Os livros didáticos invisibilizam completamente o passado e a cultura da diversidade sexual, reforçando, querendo ou não, por consequência a tradicional imagem da homoafetividade como promiscuidade, crime e perversidade. Ou seja, uma prática promovida por pessoas que não tem nada a acrescentar para a história e a construção da sociedade – o que não é verdade.
Por causa disso, não surge a sensação de espelho, conhecida hoje como representatividade. Como se identificar dentro de uma cultura rica e plural, repleta de homens e mulheres que mudaram os sentidos e significados de seus dias, se são apagados dos registros e ou da sala de aula? Não há presença! Logo, não há identificação. Lembrar e entender que estes sujeitos que foram demonizados, punidos e executados no passado, agora são silenciados e anulados, impossibilitando que xs jovens compreendam a pluralidade e a diversidade como algo inerente aos seres humanos. E que todo o ódio que elxs aprenderam a consumir é fruto da imposição heteronormativa, que precisa ser compreendida, analisada e combatida.

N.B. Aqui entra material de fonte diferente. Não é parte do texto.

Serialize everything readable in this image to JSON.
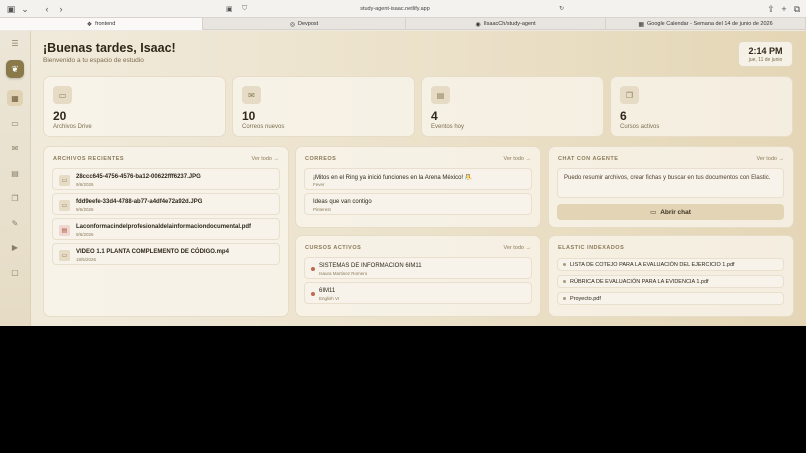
{
  "browser": {
    "url": "study-agent-isaac.netlify.app",
    "tabs": [
      {
        "icon": "❖",
        "label": "frontend"
      },
      {
        "icon": "◎",
        "label": "Devpost"
      },
      {
        "icon": "◉",
        "label": "IIsaacCh/study-agent"
      },
      {
        "icon": "▦",
        "label": "Google Calendar - Semana del 14 de junio de 2026"
      }
    ]
  },
  "header": {
    "greeting": "¡Buenas tardes, Isaac!",
    "subtitle": "Bienvenido a tu espacio de estudio",
    "time": "2:14 PM",
    "date": "jue, 11 de junio"
  },
  "stats": [
    {
      "icon": "drive-icon",
      "value": "20",
      "label": "Archivos Drive"
    },
    {
      "icon": "mail-icon",
      "value": "10",
      "label": "Correos nuevos"
    },
    {
      "icon": "calendar-icon",
      "value": "4",
      "label": "Eventos hoy"
    },
    {
      "icon": "book-icon",
      "value": "6",
      "label": "Cursos activos"
    }
  ],
  "files": {
    "title": "ARCHIVOS RECIENTES",
    "link": "Ver todo →",
    "items": [
      {
        "name": "28ccc645-4756-4576-ba12-00622fff6237.JPG",
        "date": "9/6/2026",
        "type": "img"
      },
      {
        "name": "fdd9eefe-33d4-4788-ab77-a4df4e72a92d.JPG",
        "date": "9/6/2026",
        "type": "img"
      },
      {
        "name": "Laconformacindelprofesionaldelainformaciondocumental.pdf",
        "date": "9/6/2026",
        "type": "pdf"
      },
      {
        "name": "VIDEO 1.1 PLANTA COMPLEMENTO DE CÓDIGO.mp4",
        "date": "18/5/2026",
        "type": "img"
      }
    ]
  },
  "emails": {
    "title": "CORREOS",
    "link": "Ver todo →",
    "items": [
      {
        "subject": "¡Mitos en el Ring ya inició funciones en la Arena México! 🤼",
        "from": "Fever"
      },
      {
        "subject": "Ideas que van contigo",
        "from": "Pinterest"
      }
    ]
  },
  "chat": {
    "title": "CHAT CON AGENTE",
    "link": "Ver todo →",
    "message": "Puedo resumir archivos, crear fichas y buscar en tus documentos con Elastic.",
    "button": "Abrir chat"
  },
  "courses": {
    "title": "CURSOS ACTIVOS",
    "link": "Ver todo →",
    "items": [
      {
        "name": "SISTEMAS DE INFORMACION 6IM11",
        "teacher": "Isaura Martinez Romero"
      },
      {
        "name": "6IM11",
        "teacher": "English VI"
      }
    ]
  },
  "elastic": {
    "title": "ELASTIC INDEXADOS",
    "items": [
      "LISTA DE COTEJO PARA LA EVALUACIÓN DEL EJERCICIO 1.pdf",
      "RÚBRICA DE EVALUACIÓN PARA LA EVIDENCIA 1.pdf",
      "Proyecto.pdf"
    ]
  },
  "colors": {
    "accent": "#e2d4b4",
    "background": "#ece2cb",
    "pdf": "#b0533e"
  }
}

Em abril de 2024 lembramos que a 60 anos atrás a democracia brasileira sofreu um golpe, implantando 21 anos de terror e tortura por meio da ditadura civil militar. Negar o papel dxs LGBTs na luta contra a dominação representa, também, negar os crimes cometidos tanto no passado quanto no presente. Nossxs jovens LGBTs precisam conhecer a sua própria história!